No Hospital Prontolinda, unidade particular, foram realizados partos até 2008. A Brites de Albuquerque, única maternidade vinculada à prefeitura, está fechada para reforma e ampliação desde novembro de 2010. A promessa de reabertura é para “maio ou junho do ano que vem”, nas palavras da secretária de Saúde da cidade, Tereza Miranda. E o hospital Tricentenário, unidade privada e filantrópica vinculada ao Sistema Único de Saúde por meio de convênio com a prefeitura da cidade, passou metade do ano de 2011 em total decadência. A situação piorou paulatinamente. A situação mais crítica ocorreu quando a maternidade deixou de funcionar durante mais da metade da semana. Dos seus 14 plantões semanais, oito fecharam. Faltavam médicos.
Em uma segunda-feira de dezembro, a enfermeira obstétrica de plantão não tinha o que fazer. Podia passar todo o expediente jogando cartas ou lendo alguma revista, tamanho era o vazio nos corredores. Na noite daquela segunda, já eram 84 horas sem partos. Não havia gestantes na triagem nem nas duas salas de pré-parto, com quatro leitos cada. As quatro salas de parto estavam vazias. O alojamento conjunto e o berçário, com quatro incubadoras e cinco berços, às escuras.

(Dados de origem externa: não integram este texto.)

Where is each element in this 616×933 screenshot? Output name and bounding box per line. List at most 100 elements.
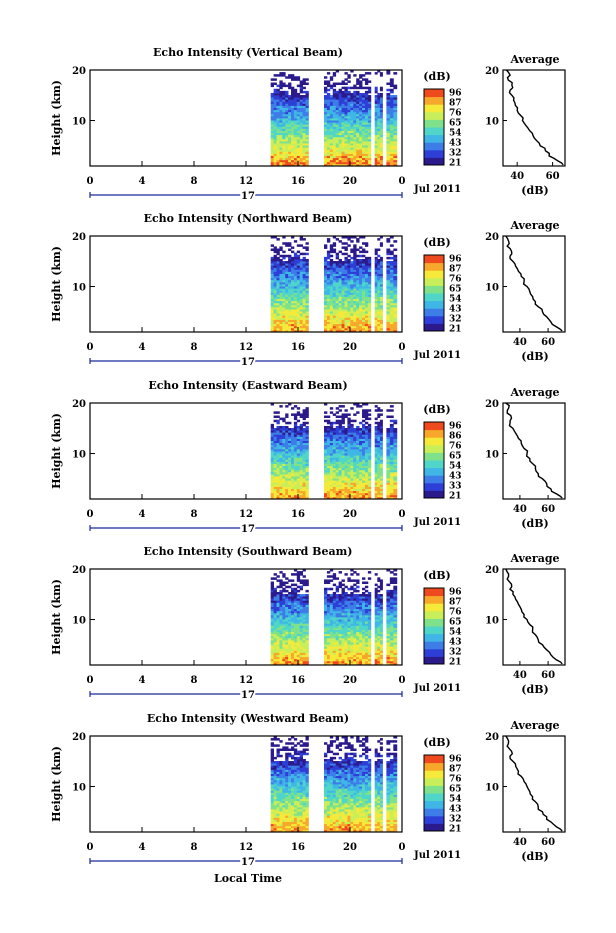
heatmap-cell xyxy=(333,242,336,244)
heatmap-cell xyxy=(365,242,368,244)
heatmap-cell xyxy=(368,424,371,426)
heatmap-cell xyxy=(390,251,394,253)
panel-3: Echo Intensity (Southward Beam)1020Heigh… xyxy=(50,545,565,701)
heatmap-cell xyxy=(282,426,285,428)
y-tick-label: 10 xyxy=(72,117,86,128)
x-tick-label: 20 xyxy=(343,342,357,353)
heatmap-cell xyxy=(303,95,306,97)
heatmap-cell xyxy=(327,72,330,74)
heatmap-cell xyxy=(306,242,309,244)
heatmap-cell xyxy=(336,407,339,409)
heatmap-cell xyxy=(347,80,350,82)
heatmap-cell xyxy=(282,72,285,74)
heatmap-cell xyxy=(279,91,282,93)
colorbar-swatch xyxy=(424,97,444,105)
average-x-label: (dB) xyxy=(521,184,548,197)
heatmap-cell xyxy=(277,257,280,259)
heatmap-cell xyxy=(291,428,294,430)
heatmap-cell xyxy=(291,584,294,586)
average-x-tick-label: 40 xyxy=(510,171,524,182)
heatmap-cell xyxy=(288,428,291,430)
heatmap-cell xyxy=(333,83,336,85)
heatmap-cell xyxy=(274,74,277,76)
heatmap-cell xyxy=(350,424,353,426)
y-axis-label: Height (km) xyxy=(50,80,63,156)
average-y-tick-label: 10 xyxy=(485,117,499,128)
heatmap-cell xyxy=(297,407,300,409)
heatmap-cell xyxy=(300,253,303,255)
heatmap-cell xyxy=(274,416,277,418)
heatmap-cell xyxy=(274,420,277,422)
y-tick-label: 10 xyxy=(72,450,86,461)
heatmap-cell xyxy=(279,590,282,592)
heatmap-cell xyxy=(288,586,291,588)
average-y-tick-label: 20 xyxy=(485,399,499,410)
heatmap-cell xyxy=(353,428,356,430)
colorbar-swatch xyxy=(424,490,444,498)
average-x-tick-label: 60 xyxy=(541,337,555,348)
heatmap-cell xyxy=(324,420,327,422)
heatmap-cell xyxy=(324,95,327,97)
heatmap-cell xyxy=(285,76,288,78)
x-tick-label: 12 xyxy=(239,176,253,187)
colorbar-tick-label: 96 xyxy=(449,255,462,265)
heatmap-cell xyxy=(347,74,350,76)
heatmap-cell xyxy=(390,78,394,80)
heatmap-cell xyxy=(362,249,365,251)
colorbar-swatch xyxy=(424,323,444,331)
heatmap-cell xyxy=(362,78,365,80)
heatmap-cell xyxy=(300,80,303,82)
heatmap-cell xyxy=(365,91,368,93)
heatmap-cell xyxy=(344,257,347,259)
heatmap-cell xyxy=(330,259,333,261)
heatmap-cell xyxy=(271,577,274,579)
heatmap-cell xyxy=(359,428,362,430)
heatmap-cell xyxy=(350,249,353,251)
heatmap-cell xyxy=(285,582,288,584)
heatmap-cell xyxy=(342,261,345,263)
heatmap-cell xyxy=(353,244,356,246)
heatmap-cell xyxy=(347,244,350,246)
heatmap-cell xyxy=(306,590,309,592)
heatmap-cell xyxy=(282,594,285,596)
heatmap-cell xyxy=(285,255,288,257)
heatmap-cell xyxy=(339,251,342,253)
heatmap-cell xyxy=(380,413,383,415)
heatmap-cell xyxy=(368,409,371,411)
heatmap-cell xyxy=(271,83,274,85)
heatmap-cell xyxy=(294,89,297,91)
heatmap-cell xyxy=(393,420,397,422)
heatmap-cell xyxy=(336,426,339,428)
colorbar-tick-label: 43 xyxy=(449,305,462,315)
heatmap-cell xyxy=(288,255,291,257)
heatmap-cell xyxy=(368,95,371,97)
heatmap-cell xyxy=(344,409,347,411)
heatmap-cell xyxy=(279,418,282,420)
panel-0: Echo Intensity (Vertical Beam)1020Height… xyxy=(50,46,565,202)
heatmap-cell xyxy=(294,253,297,255)
colorbar-swatch xyxy=(424,422,444,430)
x-tick-label: 0 xyxy=(399,176,406,187)
heatmap-cell xyxy=(336,420,339,422)
heatmap-cell xyxy=(350,407,353,409)
average-frame xyxy=(503,403,565,499)
heatmap-cell xyxy=(386,257,390,259)
heatmap-cell xyxy=(356,87,359,89)
heatmap-cell xyxy=(344,78,347,80)
heatmap-cell xyxy=(359,422,362,424)
heatmap-cell xyxy=(333,428,336,430)
heatmap-cell xyxy=(339,89,342,91)
heatmap-cell xyxy=(362,259,365,261)
heatmap-cell xyxy=(344,413,347,415)
heatmap-cell xyxy=(324,416,327,418)
heatmap-cell xyxy=(333,261,336,263)
heatmap-cell xyxy=(336,261,339,263)
heatmap-cell xyxy=(306,78,309,80)
heatmap-cell xyxy=(274,573,277,575)
heatmap-cell xyxy=(277,575,280,577)
heatmap-cell xyxy=(274,78,277,80)
heatmap-cell xyxy=(303,579,306,581)
heatmap-cell xyxy=(282,582,285,584)
date-label: Jul 2011 xyxy=(413,184,461,195)
heatmap-cell xyxy=(380,87,383,89)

Parada em frente ao berçário, a enfermeira estava emocionada. “Minha sensação é de desespero. Primeiro por ver a população sem cobertura. Segundo, porque as maternidades já vêm de um contexto bem delicado”, disse, com lágrimas nos olhos, a mulher que não quis ter o nome revelado.
Mas o medo da enfermeira, de ver tudo aquilo ir “por água abaixo”, já não assusta mais. No início da apuração desta reportagem, a secretária de Saúde de Olinda, Tereza Miranda, contou ter feito proposta de incentivo mensal ao hospital no valor de R$ 50 mil. Gil Brasileiro, diretor da unidade, havia argumentado que a quantia não era suficiente para garantir o preenchimento de todos os plantões. Na ocasião, a secretária afirmou ao Diario não ter como aumentar o aporte. “R$ 50 mil é o máximo que a gente consegue oferecer. Se eu disponibilizar mais, vai ter cortes em outras áreas. E na saúde tudo é prioridade”, disse. Uma semana depois, uma assessora da prefeitura telefonou para a redação do Diario com uma boa e inesperada notícia: o Tricentenário receberá R$ 100 mil mensais.
Solução temporária
“Vai dar para resolver a situação no momento”, informou Gil Brasileiro. “Estamos tentando convocar os profissionais. Estamos em negociação, inclusive, com alguns médicos da casa. Em 15 a 30 dias esperamos normalizar a situação (abrindo a maternidade durante 24 horas). Mas vamos ter dificuldades em contratar neonatologistas, já que não há muitos profissionais dessa especialidade. E só podemos abrir os plantões se tivermos equipes completas”.
Antes do novo aporte financeiro, o hospital recebia da Prefeitura de Olinda R$ 540 para realização de cada parto, segundo o diretor da unidade. Com o incentivo, esse valor subirá para cerca de R$ 730. “Em Jaboatão, a prefeitura paga R$ 860 por parto; em Aracaju, R$ 1.050; e o SUS, R$ 615”, exemplificou Gil Brasileiro. A maternidade do hospital, que realizou mais de 5 mil partos em 2010 e já chegou a realizar 700 em um mês, está fazendo apenas 250 a 300 partos mensais. A meta é aumentar para cerca de 500 partos mensais, em 2012. Ainda assim, essa continua sendo a única opção para a realização de partos hospitalares na cidade. Pelo menos até meados de 2012, quando a Brites de Albuquerque, espera-se, deve reabrir com 50 leitos (eram 20) e capacidade de realização de partos de risco.